In 1988 it was detected after a metrorrhagia study, an endometrial tumor, performing hysterectomy plus double adnexectomy, objectifying in the anatomopathological study that it was not a well differentiated internal lymphatic adenocarcinoma (i.e., non differentiated).
Later, she received radiotherapy with a 60-blot in the pelvis and brachytherapy in the vaginal dome.
He underwent periodic reviews without evidence of relapse.
In 2003, the patient consulted for irritative cough and mild hemoptoic expectoration, with a mass in the left upper lobe visualized in a simple chest X-ray.
With the suspicion of bronchogenic neoplasia, the studies were completed, performing a toraco-abscessive CAT scan with no other pelvic lobule, finding that 8 cm necrotic mass in LSI with alterations of this.
Bronchoscopy showed a tumor in the anterior segment of the lobe, the BAS and bronchial biopsy were compatible with poorly differentiated epidermoid carcinoma.

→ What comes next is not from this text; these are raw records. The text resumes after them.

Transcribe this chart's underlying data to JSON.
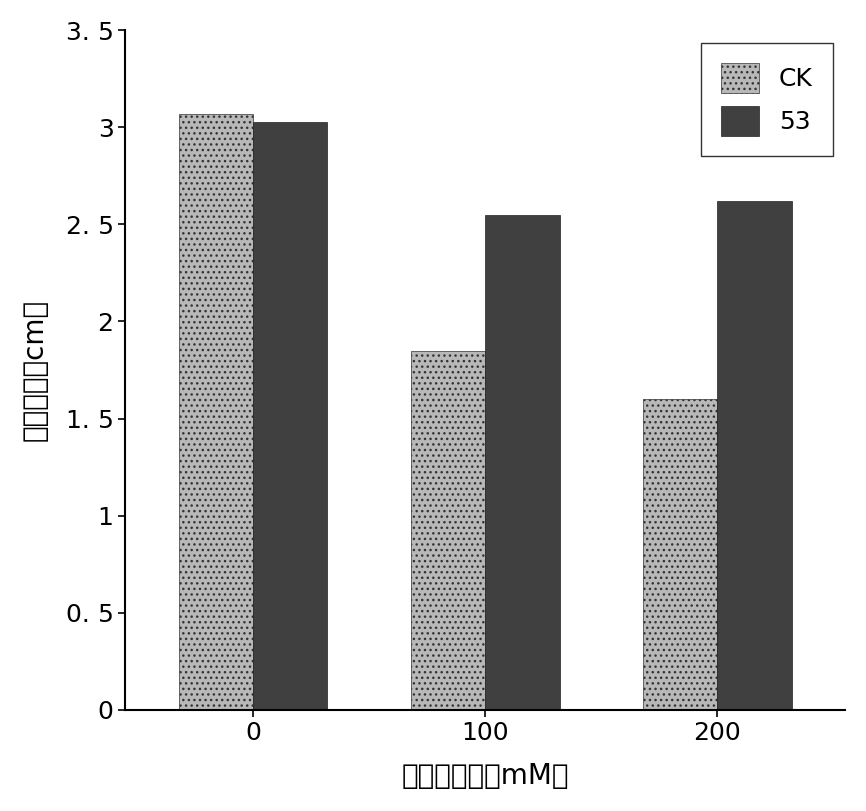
{
  "categories": [
    "0",
    "100",
    "200"
  ],
  "series": [
    {
      "label": "CK",
      "values": [
        3.07,
        1.85,
        1.6
      ],
      "color": "#b8b8b8",
      "hatch": "......"
    },
    {
      "label": "53",
      "values": [
        3.03,
        2.55,
        2.62
      ],
      "color": "#404040",
      "hatch": "......"
    }
  ],
  "xlabel": "甘露醇浓度（mM）",
  "ylabel": "平均根长（cm）",
  "ylim": [
    0,
    3.5
  ],
  "yticks": [
    0,
    0.5,
    1.0,
    1.5,
    2.0,
    2.5,
    3.0,
    3.5
  ],
  "ytick_labels": [
    "0",
    "0. 5",
    "1",
    "1. 5",
    "2",
    "2. 5",
    "3",
    "3. 5"
  ],
  "bar_width": 0.32,
  "background_color": "#ffffff",
  "tick_fontsize": 18,
  "label_fontsize": 20,
  "legend_fontsize": 18
}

With the clinical diagnosis of each carcinoma Epidermoid of Pullet T2 N0 M0, it was decided to start neoadjuvant chemotherapy with the Carboplatin scheme (AUC 6200mg.2) plus Paclita2).

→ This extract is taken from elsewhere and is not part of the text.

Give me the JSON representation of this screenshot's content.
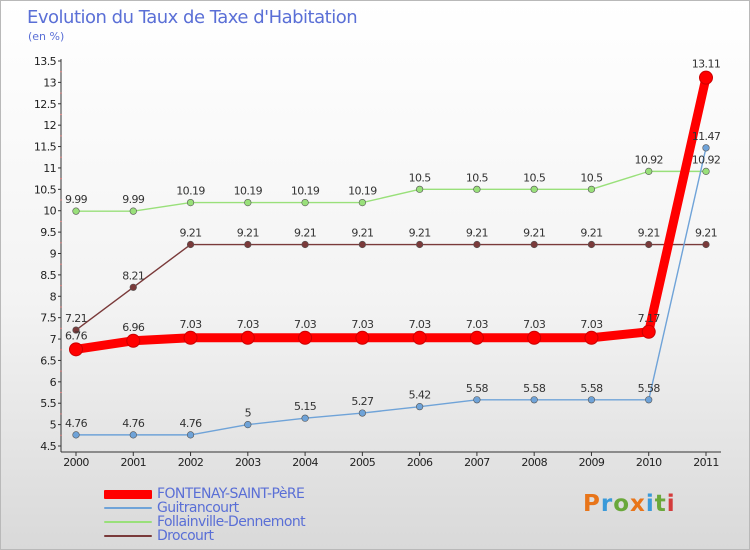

After three cycles of treatment, a partial response was observed in the studies and the patient underwent left upper lobectomy and lymphadenectomy.
The analysis of the surgical specimen showed a tumor corresponding to adenocarcinoma with poorly differentiated areas, with some scaly area, with positive immunohistochemical result in the expression of estrogens and progesterone, and negative for TTF-1 and CK20.
These confirmatory results changed the initial approach, not being a primary lung tumor as thought, but a pulmonary relapse of its endometrial tumor.
The patient is being treated with megestrol acetate, with good tolerance, disease-free and currently being followed up.